Granted, I live in CT but please do not take chances with Lyme Disease. People can also have debilitating symptoms with Lyme Disease.
I do not mean to sound a useless alarm, but we in the northeast generally take Lyme very, very seriously.
Also, if the SNAP - 4Dx is lyme positive, it does not mean that the dog has Lyme disease....So if your dog is bitten by a tick, it’s only 33% likely to carry the potentially harmful Borrelia bacteria.
If the tick is infected, then you or your dog will typically develop flu-like symptoms and possibly a rash at the site of infection. This is the first stage of Lyme disease.
Dr Rau and other researchers estimate that only 10 to 20 percent of tick bites will lead to stage 1 Lyme disease.
If untreated however, 30% of stage 1 cases will lead to stage 2 (where bacteria can infect the skin, joints, kidneys and sometimes the heart).
So your dog has about a 1% to 2% chance of stage 2 Lyme disease … the kind of Lyme disease that can really make him sick.
Stage 3 Lyme is the chronic stage, which can appear months or even years after infection. The most common symptoms are joint and muscle pain.
Only 1% of stage 2 cases of Lyme progress to stage 3.
Lyme Disease in Dogs: Signs, Symptoms, and Prevention...
According to Meryl P. Littman, VMD, Dipl. ACVIM, at the University of Pennsylvania’s School of Veterinary Medicine, canine exposure to Lyme disease is common, but the disease is not:“Ninety-five percent of exposed dogs don’t get sick, but they become Lyme antibody-positive on tests, which may scare people into thinking they need to be treated,” she says. “We don’t treat asymptomatic dogs, but we check their urine for protein. In some areas in New England, 70 to 90 percent of healthy dogs are Lyme-positive. At PennVet, we found about 40 percent of healthy dogs are Lyme-positive in our area.”Again, these are not sick dogs but dogs that have been exposed to the disease.
It’s clear from these statistics the immune systems of seropositive dogs have identified the Lyme disease pathogen and mounted an appropriate, effective response. So even though they test positive, they do not become sick with the disease..........
We’ve established that 95 percent of dogs exposed to Lyme disease never get sick from it. These dogs will, however, test positive for years down the road.
Hopefully your dog, if infected, will fall into that large group.

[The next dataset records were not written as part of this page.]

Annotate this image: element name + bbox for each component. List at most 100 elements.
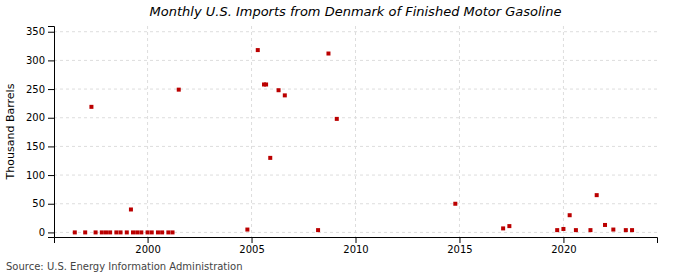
x-tick-mark xyxy=(356,237,357,243)
y-tick-label: 350 xyxy=(26,26,45,37)
point xyxy=(139,230,143,234)
grid xyxy=(54,26,657,237)
x-tick-label: 2000 xyxy=(135,244,160,255)
point xyxy=(256,48,260,52)
point xyxy=(83,230,87,234)
x-tick-mark xyxy=(459,237,460,243)
x-axis: 2000 2005 2010 2015 2020 xyxy=(55,237,658,255)
x-tick: 2005 xyxy=(239,237,264,255)
x-tick: 2015 xyxy=(447,237,472,255)
y-tick: 0 xyxy=(39,227,54,238)
x-tick-label: 2015 xyxy=(447,244,472,255)
x-tick: 2020 xyxy=(551,237,576,255)
point xyxy=(108,230,112,234)
point xyxy=(568,213,572,217)
point xyxy=(603,223,607,227)
grid-line xyxy=(459,26,460,237)
point xyxy=(268,156,272,160)
point xyxy=(453,202,457,206)
point xyxy=(171,230,175,234)
point xyxy=(166,230,170,234)
y-tick-label: 250 xyxy=(26,84,45,95)
plot-area xyxy=(73,48,634,234)
point xyxy=(73,230,77,234)
y-axis-line xyxy=(48,27,55,238)
point xyxy=(104,230,108,234)
y-tick-label: 200 xyxy=(26,112,45,123)
grid-line xyxy=(54,60,657,61)
point xyxy=(611,228,615,232)
y-tick: 350 xyxy=(26,26,54,37)
x-tick-label: 2020 xyxy=(551,244,576,255)
point xyxy=(264,82,268,86)
point xyxy=(177,88,181,92)
y-axis-title: Thousand Barrels xyxy=(4,83,17,180)
y-tick: 200 xyxy=(26,112,54,123)
y-tick: 250 xyxy=(26,84,54,95)
x-tick-mark xyxy=(252,237,253,243)
y-axis: 0 50 100 150 200 250 300 350 xyxy=(26,26,55,238)
point xyxy=(316,228,320,232)
point xyxy=(326,52,330,56)
y-tick-mark xyxy=(48,60,54,61)
point xyxy=(135,230,139,234)
point xyxy=(114,230,118,234)
point xyxy=(507,224,511,228)
y-tick: 150 xyxy=(26,141,54,152)
grid-line xyxy=(563,26,564,237)
point xyxy=(150,230,154,234)
point xyxy=(624,228,628,232)
y-tick-label: 0 xyxy=(39,227,45,238)
chart-container: 2000 2005 2010 2015 2020 0 50 100 150 200 250 300 35… xyxy=(0,0,675,275)
x-tick-mark xyxy=(148,237,149,243)
y-tick-mark xyxy=(48,89,54,90)
grid-line xyxy=(355,26,356,237)
x-tick: 2010 xyxy=(343,237,368,255)
point xyxy=(630,228,634,232)
point xyxy=(574,228,578,232)
point xyxy=(89,105,93,109)
point xyxy=(146,230,150,234)
chart: 2000 2005 2010 2015 2020 0 50 100 150 200 250 300 35… xyxy=(0,0,675,275)
point xyxy=(156,230,160,234)
point xyxy=(125,230,129,234)
y-tick-label: 150 xyxy=(26,141,45,152)
point xyxy=(595,193,599,197)
point xyxy=(100,230,104,234)
y-tick-label: 50 xyxy=(32,198,45,209)
y-tick-mark xyxy=(48,146,54,147)
grid-line xyxy=(54,175,657,176)
point xyxy=(245,228,249,232)
x-tick-label: 2010 xyxy=(343,244,368,255)
point xyxy=(335,117,339,121)
y-tick: 50 xyxy=(32,198,54,209)
grid-line xyxy=(147,26,148,237)
point xyxy=(555,228,559,232)
point xyxy=(588,228,592,232)
source: Source: U.S. Energy Information Administ… xyxy=(6,261,243,272)
y-tick: 100 xyxy=(26,170,54,181)
grid-line xyxy=(54,203,657,204)
grid-line xyxy=(251,26,252,237)
y-tick-mark xyxy=(48,175,54,176)
point xyxy=(94,230,98,234)
x-tick-label: 2005 xyxy=(239,244,264,255)
point xyxy=(561,227,565,231)
title: Monthly U.S. Imports from Denmark of Fin… xyxy=(150,4,562,19)
y-tick-mark xyxy=(48,32,54,33)
x-tick-mark xyxy=(563,237,564,243)
point xyxy=(119,230,123,234)
y-tick-mark xyxy=(48,232,54,233)
point xyxy=(160,230,164,234)
x-axis-line xyxy=(55,238,658,244)
y-tick-mark xyxy=(48,204,54,205)
x-tick: 2000 xyxy=(135,237,160,255)
y-tick: 300 xyxy=(26,55,54,66)
y-tick-mark xyxy=(48,118,54,119)
point xyxy=(283,93,287,97)
y-tick-label: 100 xyxy=(26,170,45,181)
point xyxy=(129,207,133,211)
point xyxy=(501,226,505,230)
point xyxy=(277,88,281,92)
y-tick-label: 300 xyxy=(26,55,45,66)
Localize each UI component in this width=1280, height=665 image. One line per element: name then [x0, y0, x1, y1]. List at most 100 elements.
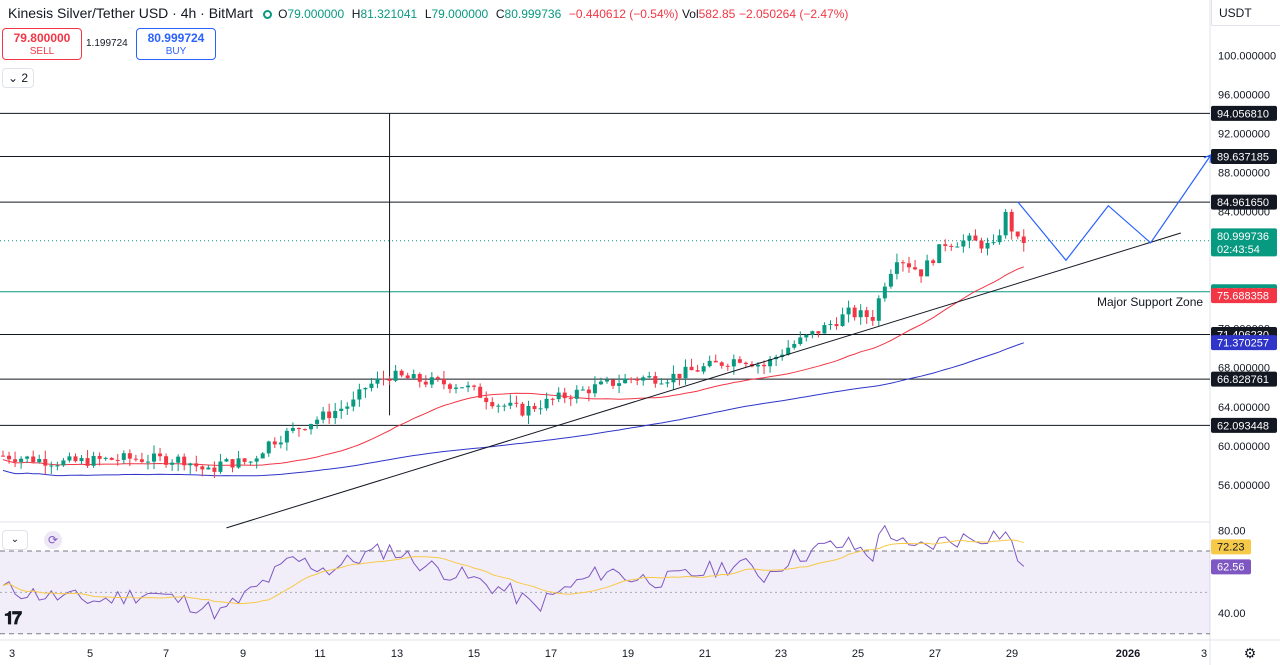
- projection-path: [1017, 154, 1212, 262]
- candle-body: [665, 382, 670, 384]
- candle-body: [973, 235, 978, 241]
- candle-body: [230, 459, 235, 468]
- rsi-tick-label: 40.00: [1218, 608, 1246, 620]
- candle-body: [79, 458, 84, 462]
- candle-body: [514, 402, 519, 404]
- open-value: 79.000000: [287, 7, 345, 21]
- candle-body: [810, 331, 815, 335]
- price-tick-label: 60.000000: [1218, 441, 1270, 453]
- candle-body: [61, 460, 66, 466]
- time-tick-label: 13: [391, 648, 403, 660]
- candle-body: [580, 389, 585, 391]
- high-value: 81.321041: [360, 7, 418, 21]
- change-value: −0.440612 (−0.54%): [568, 7, 679, 21]
- candle-body: [967, 235, 972, 241]
- candle-body: [91, 455, 96, 466]
- candle-body: [568, 398, 573, 400]
- refresh-icon[interactable]: ⟳: [44, 531, 62, 549]
- candle-body: [611, 379, 616, 386]
- buy-price: 80.999724: [147, 31, 205, 45]
- candle-body: [858, 310, 863, 318]
- candle-body: [411, 374, 416, 379]
- candle-body: [737, 359, 742, 363]
- candle-body: [315, 419, 320, 424]
- candle-body: [586, 389, 591, 394]
- candle-body: [659, 383, 664, 385]
- candle-body: [284, 430, 289, 443]
- candle-body: [278, 442, 283, 445]
- support-zone-annotation: Major Support Zone: [1097, 295, 1203, 309]
- candle-body: [526, 405, 531, 416]
- candle-body: [115, 459, 120, 461]
- candle-body: [888, 273, 893, 287]
- candle-body: [635, 378, 640, 381]
- candle-body: [73, 456, 78, 462]
- candle-body: [472, 385, 477, 387]
- candle-body: [333, 410, 338, 419]
- close-label: C: [495, 7, 505, 21]
- rsi-ma-label-bg: [1211, 539, 1251, 555]
- candle-body: [798, 337, 803, 345]
- candle-body: [145, 461, 150, 463]
- candle-body: [683, 366, 688, 379]
- sell-button[interactable]: 79.800000 SELL: [2, 28, 82, 60]
- price-tick-label: 96.000000: [1218, 89, 1270, 101]
- level-price-label: 84.961650: [1217, 197, 1269, 209]
- level-price-label-bg: [1211, 194, 1277, 210]
- symbol-title[interactable]: Kinesis Silver/Tether USD · 4h · BitMart: [8, 5, 254, 21]
- candle-body: [508, 402, 513, 406]
- candle-body: [133, 458, 138, 460]
- candle-body: [907, 263, 911, 268]
- candle-body: [399, 370, 404, 376]
- candle-body: [339, 408, 344, 411]
- candle-body: [864, 310, 869, 317]
- candle-body: [882, 286, 887, 299]
- candle-body: [931, 260, 936, 264]
- indicators-collapse-button[interactable]: ⌄ 2: [2, 68, 34, 88]
- candle-body: [466, 385, 471, 388]
- candle-body: [925, 260, 930, 277]
- candle-body: [327, 411, 332, 419]
- sell-label: SELL: [29, 46, 55, 57]
- candle-body: [786, 347, 791, 355]
- low-label: L: [424, 7, 432, 21]
- candle-body: [182, 456, 187, 466]
- chevron-down-icon: ⌄: [7, 71, 19, 85]
- tradingview-logo[interactable]: 𝟏𝟕: [4, 608, 22, 628]
- level-price-label: 66.828761: [1217, 374, 1269, 386]
- candle-body: [840, 314, 845, 327]
- rsi-collapse-button[interactable]: ⌄: [2, 530, 28, 550]
- candle-body: [357, 389, 362, 400]
- candle-body: [85, 458, 90, 466]
- candle-body: [894, 262, 899, 274]
- candle-body: [441, 378, 446, 385]
- candle-body: [290, 428, 295, 431]
- rsi-label-bg: [1211, 559, 1251, 575]
- candle-body: [423, 381, 428, 385]
- candle-body: [756, 364, 760, 367]
- candle-body: [822, 325, 827, 334]
- candle-body: [550, 398, 555, 400]
- buy-button[interactable]: 80.999724 BUY: [136, 28, 216, 60]
- candle-body: [206, 467, 211, 470]
- candle-body: [961, 240, 966, 247]
- candle-body: [991, 242, 996, 244]
- candle-body: [321, 411, 326, 420]
- candle-body: [67, 456, 72, 461]
- time-tick-label: 21: [699, 648, 711, 660]
- candle-body: [949, 245, 954, 247]
- open-label: O: [278, 7, 288, 21]
- candle-body: [405, 375, 410, 379]
- market-status-icon: [263, 10, 273, 19]
- gear-icon[interactable]: ⚙: [1243, 645, 1257, 661]
- candle-body: [743, 362, 748, 365]
- candle-body: [127, 453, 132, 459]
- candle-body: [248, 461, 253, 463]
- candle-body: [139, 459, 144, 462]
- time-tick-label: 9: [240, 648, 246, 660]
- currency-selector[interactable]: USDT: [1211, 0, 1280, 26]
- time-tick-label: 15: [468, 648, 480, 660]
- volume-change: −2.050264 (−2.47%): [738, 7, 849, 21]
- spread-value: 1.199724: [86, 38, 128, 49]
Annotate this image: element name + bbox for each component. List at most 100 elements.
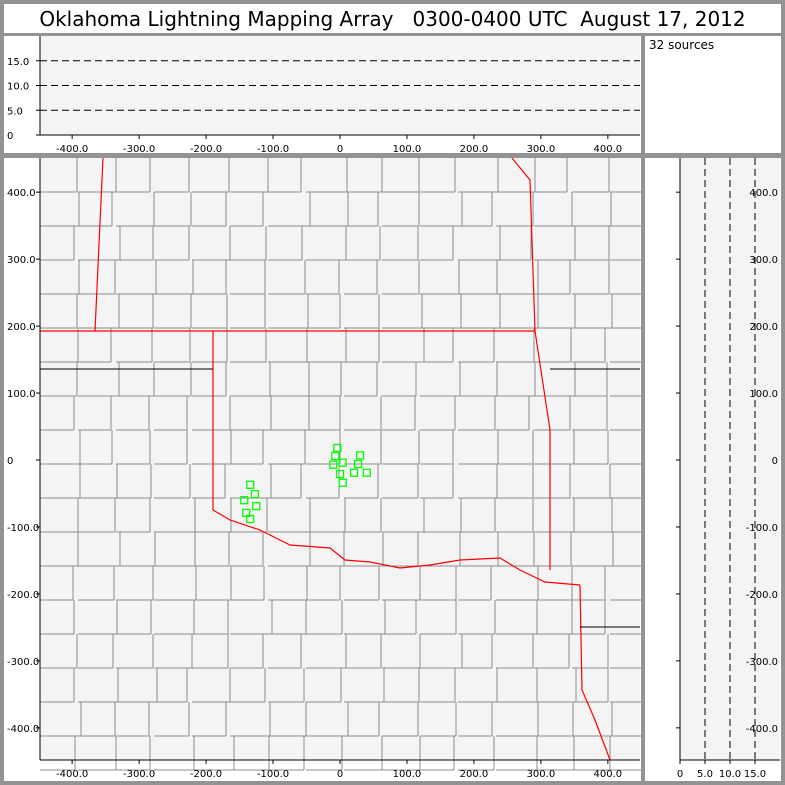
county-border (496, 328, 535, 363)
county-border (268, 430, 306, 465)
county-border (154, 702, 190, 737)
county-border (496, 668, 538, 703)
county-border (268, 532, 311, 567)
county-border (78, 158, 117, 193)
county-border (534, 192, 573, 227)
county-border (610, 769, 641, 771)
county-border (268, 294, 309, 329)
county-border (230, 532, 264, 567)
county-border (192, 158, 230, 193)
county-border (496, 158, 536, 193)
source-count-panel: 32 sources (645, 36, 781, 153)
county-border (572, 430, 609, 465)
x-tick-label: 15.0 (744, 769, 766, 780)
county-border (40, 396, 75, 431)
county-border (154, 362, 192, 397)
altitude-ns-panel: 0 5.0 10.0 15.0 -400.0 -300.0 -200.0 -100.0 0 100… (645, 158, 781, 781)
county-border (268, 668, 305, 703)
county-border (610, 395, 641, 397)
county-border (534, 362, 576, 397)
x-tick-label: -300.0 (123, 144, 155, 153)
county-border (230, 362, 271, 397)
county-border (420, 260, 460, 295)
county-border (572, 498, 613, 533)
county-border (610, 497, 641, 499)
county-border (268, 634, 302, 669)
county-border (534, 396, 571, 431)
county-border (154, 634, 193, 669)
county-border (268, 498, 311, 533)
county-border (572, 328, 606, 363)
county-border (420, 158, 456, 193)
county-border (192, 566, 232, 601)
county-border (230, 634, 264, 669)
x-tick-label: 0 (677, 769, 683, 780)
county-border (78, 600, 118, 635)
county-border (268, 260, 306, 295)
county-border (534, 634, 570, 669)
county-border (344, 702, 380, 737)
county-border (116, 464, 152, 499)
county-border (572, 702, 613, 737)
county-border (116, 668, 158, 703)
county-border (230, 498, 268, 533)
x-tick-label: 300.0 (527, 769, 556, 780)
county-border (382, 736, 421, 771)
county-border (192, 192, 227, 227)
county-border (230, 294, 266, 329)
x-tick-label: -200.0 (190, 769, 222, 780)
county-border (78, 430, 113, 465)
county-border (496, 464, 534, 499)
county-border (344, 464, 379, 499)
county-border (40, 294, 78, 329)
y-tick-label: 400.0 (7, 188, 36, 199)
county-border (420, 226, 454, 261)
county-border (382, 158, 420, 193)
county-border (610, 735, 641, 737)
county-border (534, 600, 573, 635)
county-border (496, 702, 539, 737)
x-tick-label: 200.0 (460, 769, 489, 780)
lightning-source (246, 480, 255, 489)
county-border (40, 498, 79, 533)
county-border (192, 736, 235, 771)
county-border (154, 294, 192, 329)
county-border (40, 566, 74, 601)
county-border (382, 430, 420, 465)
county-border (154, 192, 192, 227)
county-border (154, 498, 196, 533)
county-border (154, 668, 188, 703)
county-border (534, 294, 576, 329)
county-border (610, 191, 641, 193)
county-border (458, 260, 498, 295)
county-border (192, 668, 231, 703)
y-tick-label: 400.0 (749, 188, 778, 199)
y-tick-label: 15.0 (7, 57, 29, 68)
county-border (192, 328, 228, 363)
lightning-source (246, 514, 255, 524)
county-border (610, 667, 641, 669)
county-border (610, 259, 641, 261)
county-border (572, 158, 610, 193)
county-border (306, 532, 345, 567)
county-border (534, 702, 574, 737)
county-border (230, 328, 267, 363)
county-border (268, 396, 310, 431)
y-tick-label: 0 (772, 456, 778, 467)
county-border (458, 362, 498, 397)
county-border (572, 634, 609, 669)
county-border (344, 294, 380, 329)
y-tick-label: -300.0 (7, 657, 39, 668)
county-border (78, 226, 121, 261)
county-border (192, 362, 227, 397)
county-border (230, 396, 272, 431)
state-border (94, 158, 104, 332)
y-tick-label: -200.0 (7, 590, 39, 601)
county-border (458, 736, 495, 771)
county-border (572, 532, 614, 567)
y-tick-label: 300.0 (749, 255, 778, 266)
county-border (496, 566, 539, 601)
county-border (344, 328, 380, 363)
state-border (579, 584, 611, 761)
county-border (610, 565, 641, 567)
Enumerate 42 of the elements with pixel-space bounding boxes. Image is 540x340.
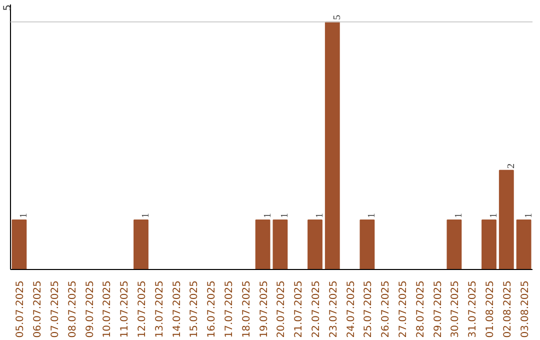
x-tick-label: 03.08.2025 xyxy=(520,280,531,338)
x-tick-label: 26.07.2025 xyxy=(380,280,392,338)
x-tick-label: 31.07.2025 xyxy=(468,280,479,338)
x-tick-label: 13.07.2025 xyxy=(154,280,166,338)
x-tick-label: 24.07.2025 xyxy=(346,280,357,338)
data-label: 1 xyxy=(140,212,152,218)
data-label: 1 xyxy=(523,212,534,218)
data-label: 1 xyxy=(366,212,378,218)
data-label: 1 xyxy=(454,212,465,218)
x-tick-label: 23.07.2025 xyxy=(328,280,340,338)
x-tick-label: 06.07.2025 xyxy=(32,280,44,338)
data-label: 1 xyxy=(314,212,326,218)
data-label: 2 xyxy=(506,163,517,168)
x-tick-label: 18.07.2025 xyxy=(241,280,252,338)
x-tick-label: 07.07.2025 xyxy=(50,280,61,338)
x-tick-label: 05.07.2025 xyxy=(15,280,26,338)
data-label: 1 xyxy=(488,212,500,218)
data-label: 1 xyxy=(18,212,30,218)
x-tick-label: 02.08.2025 xyxy=(502,280,514,338)
data-label: 5 xyxy=(332,14,343,20)
x-tick-label: 12.07.2025 xyxy=(137,280,148,338)
x-tick-label: 17.07.2025 xyxy=(224,280,235,338)
x-tick-label: 08.07.2025 xyxy=(67,280,78,338)
x-tick-label: 01.08.2025 xyxy=(485,280,496,338)
data-label: 1 xyxy=(280,212,291,218)
x-tick-label: 29.07.2025 xyxy=(432,280,444,338)
x-tick-label: 21.07.2025 xyxy=(294,280,305,338)
x-tick-label: 28.07.2025 xyxy=(415,280,426,338)
x-tick-label: 25.07.2025 xyxy=(363,280,374,338)
x-tick-label: 30.07.2025 xyxy=(450,280,462,338)
x-tick-label: 22.07.2025 xyxy=(311,280,322,338)
x-tick-label: 09.07.2025 xyxy=(84,280,96,338)
x-tick-label: 10.07.2025 xyxy=(102,280,114,338)
x-tick-label: 16.07.2025 xyxy=(206,280,218,338)
x-tick-label: 27.07.2025 xyxy=(398,280,409,338)
x-tick-label: 14.07.2025 xyxy=(172,280,183,338)
x-tick-label: 11.07.2025 xyxy=(120,280,131,338)
data-label: 1 xyxy=(262,212,274,218)
x-tick-label: 15.07.2025 xyxy=(189,280,200,338)
x-tick-label: 20.07.2025 xyxy=(276,280,288,338)
text: 5 xyxy=(2,4,14,11)
x-tick-label: 19.07.2025 xyxy=(258,280,270,338)
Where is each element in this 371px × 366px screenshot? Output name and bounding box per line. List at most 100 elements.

But if your pup winds up one of the five percent that becomes ill with Lyme symptoms, I recommend you have your vet run a SNAP-4Dx blood test. Dogs that test positive for Lyme disease with the 4Dx test are typically symptomatic. This test actually detects multiple vector-borne diseases, not just Lyme disease, so it can be useful to rule in or rule out certain other types of bacteria and parasites as well.
Your vet may also do a urinalysis to find out if your dog is excreting protein in her urine.
If the doctor determines your pet’s symptoms are indeed from a Lyme infection, treatment with the antibiotic doxycycline should be instituted.
In a very small percentage of dogs with active Lyme infection – much smaller than the five percent that show symptoms – chronic Lyme disease can result in significant kidney problems and also autoimmune polyarthritis. The latter is a type of joint degeneration secondary to an undiagnosed, untreated Lyme infection.
If you suspect your pet has symptoms of Lyme disease, it’s important to have him seen by a veterinarian.